Data’s assets (inclusive of the website business assets) consist of $160K of cash and marketable securities (with adjusted basis close to their fair market value), accounts receivable with a zero adjusted basis and fair market value of $200K, contract rights with a zero adjusted basis and a fair market value of $400K, goodwill worth $100K with a zero adjusted basis, and a building and equipment worth $140K with an adjusted basis of $60K (assume $80K in previous depreciation deductions on the building and equipment). Assume that Data has no liabilities.
97 Points: Advise Graylin Pressley of Viodyne as to the various options, taxable and taxfree, for acquiring Datavax and the advantages and disadvantages of each option. Then, make your recommendation as to the best way to accomplish all of Viodyne’s goals. It is possible that no single type of reorganization will satisfy all of Viodyne’s objectives. Even if you ultimately conclude that one type of acquisition is best, please fully discuss the consequences of all other options available for this transaction. Also list any additional facts that you need in order to render more precise advice on this proposed acquisition. Finally, briefly discuss what the purchase price (or, alternatively, full amount of consideration) should be for the acquisition of Data by Viodyne, in each of the feasible alternatives you identify. For this portion, you are limited to twenty typed pages, double-spaced, with one-inch margins top, bottom, and sides, and font no smaller than 12 characters per inch (12 cpi).

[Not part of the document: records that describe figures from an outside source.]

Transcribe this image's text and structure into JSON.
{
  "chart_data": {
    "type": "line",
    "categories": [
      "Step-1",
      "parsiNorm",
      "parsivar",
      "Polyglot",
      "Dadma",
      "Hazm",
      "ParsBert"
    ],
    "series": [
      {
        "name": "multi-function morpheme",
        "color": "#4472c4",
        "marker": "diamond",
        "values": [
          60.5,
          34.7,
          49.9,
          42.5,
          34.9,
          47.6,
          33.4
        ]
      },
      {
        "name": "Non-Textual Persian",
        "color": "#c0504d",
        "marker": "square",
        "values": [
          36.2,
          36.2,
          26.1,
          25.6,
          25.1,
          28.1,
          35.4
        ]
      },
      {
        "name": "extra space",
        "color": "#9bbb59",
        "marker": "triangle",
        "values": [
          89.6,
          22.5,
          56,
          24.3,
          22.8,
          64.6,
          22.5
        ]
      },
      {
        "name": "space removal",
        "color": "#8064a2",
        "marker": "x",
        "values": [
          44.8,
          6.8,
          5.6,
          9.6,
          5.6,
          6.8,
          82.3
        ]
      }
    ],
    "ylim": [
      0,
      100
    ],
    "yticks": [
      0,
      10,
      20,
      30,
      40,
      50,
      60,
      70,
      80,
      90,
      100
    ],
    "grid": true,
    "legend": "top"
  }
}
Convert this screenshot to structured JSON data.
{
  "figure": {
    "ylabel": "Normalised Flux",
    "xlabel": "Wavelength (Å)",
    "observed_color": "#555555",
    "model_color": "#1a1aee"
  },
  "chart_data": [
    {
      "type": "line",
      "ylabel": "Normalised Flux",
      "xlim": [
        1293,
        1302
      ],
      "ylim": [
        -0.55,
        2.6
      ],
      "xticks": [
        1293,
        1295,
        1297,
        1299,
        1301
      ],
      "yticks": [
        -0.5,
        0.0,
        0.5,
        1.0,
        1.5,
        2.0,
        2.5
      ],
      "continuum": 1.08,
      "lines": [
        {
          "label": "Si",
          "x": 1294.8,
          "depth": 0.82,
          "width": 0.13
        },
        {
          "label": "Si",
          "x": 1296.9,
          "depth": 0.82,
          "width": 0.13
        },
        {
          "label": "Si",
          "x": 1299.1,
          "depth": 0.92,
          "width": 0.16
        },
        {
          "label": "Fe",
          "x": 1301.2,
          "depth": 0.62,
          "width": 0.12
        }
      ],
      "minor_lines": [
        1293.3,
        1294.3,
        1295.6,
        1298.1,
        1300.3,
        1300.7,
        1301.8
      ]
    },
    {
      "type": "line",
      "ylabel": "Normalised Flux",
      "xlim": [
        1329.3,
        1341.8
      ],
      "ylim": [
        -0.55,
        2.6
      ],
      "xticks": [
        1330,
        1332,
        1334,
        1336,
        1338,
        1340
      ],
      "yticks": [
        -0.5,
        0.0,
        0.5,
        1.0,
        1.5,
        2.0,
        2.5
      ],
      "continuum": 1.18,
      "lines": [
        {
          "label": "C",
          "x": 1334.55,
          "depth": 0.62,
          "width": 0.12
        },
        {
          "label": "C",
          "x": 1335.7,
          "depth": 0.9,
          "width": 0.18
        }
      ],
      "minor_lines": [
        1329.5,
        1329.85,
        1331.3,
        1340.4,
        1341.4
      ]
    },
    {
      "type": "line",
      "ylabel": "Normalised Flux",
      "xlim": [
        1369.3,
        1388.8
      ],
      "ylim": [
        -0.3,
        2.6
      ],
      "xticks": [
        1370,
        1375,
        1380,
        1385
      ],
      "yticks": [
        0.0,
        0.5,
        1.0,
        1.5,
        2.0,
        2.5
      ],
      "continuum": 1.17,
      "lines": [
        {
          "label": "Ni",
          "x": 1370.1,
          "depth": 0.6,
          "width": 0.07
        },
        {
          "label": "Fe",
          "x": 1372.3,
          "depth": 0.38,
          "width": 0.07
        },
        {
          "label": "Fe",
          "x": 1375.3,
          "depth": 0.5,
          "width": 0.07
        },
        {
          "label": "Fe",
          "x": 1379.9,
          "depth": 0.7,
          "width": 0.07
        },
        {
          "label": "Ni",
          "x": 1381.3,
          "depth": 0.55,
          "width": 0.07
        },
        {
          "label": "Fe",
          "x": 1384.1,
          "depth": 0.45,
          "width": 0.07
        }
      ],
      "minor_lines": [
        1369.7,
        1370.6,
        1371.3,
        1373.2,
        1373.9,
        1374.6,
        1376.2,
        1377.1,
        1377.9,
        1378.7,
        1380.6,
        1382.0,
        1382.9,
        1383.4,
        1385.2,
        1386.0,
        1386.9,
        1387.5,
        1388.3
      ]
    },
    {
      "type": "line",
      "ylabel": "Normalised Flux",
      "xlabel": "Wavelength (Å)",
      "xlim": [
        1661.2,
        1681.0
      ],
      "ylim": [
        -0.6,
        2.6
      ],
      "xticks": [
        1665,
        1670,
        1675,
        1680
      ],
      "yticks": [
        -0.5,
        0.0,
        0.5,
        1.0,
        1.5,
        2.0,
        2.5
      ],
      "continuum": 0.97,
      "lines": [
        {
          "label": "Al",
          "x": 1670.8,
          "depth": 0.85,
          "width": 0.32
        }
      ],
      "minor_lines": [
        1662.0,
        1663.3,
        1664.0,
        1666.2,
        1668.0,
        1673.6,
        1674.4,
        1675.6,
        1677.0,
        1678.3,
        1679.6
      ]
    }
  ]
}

3 points: Write (i.e., draft) no more than one, double-spaced, typed page of contractual representations and warranties that you will advise Viodyne to ask Data and its shareholders to make, in order to ensure the desired tax treatment of the acquisition for Viodyne. (This means the kind of undertakings you would add to an acquisition agreement, signed by both parties. It means the promises you will want Data and its shareholders to make to Viodyne, in order to be assured of the tax treatment you are attempting to achieve.) Again, your answer must have one-inch margins top, bottom, and sides, and font no smaller than 12 characters per inch (12 cpi). This part is only worth 3 points; do not overkill this portion of the project.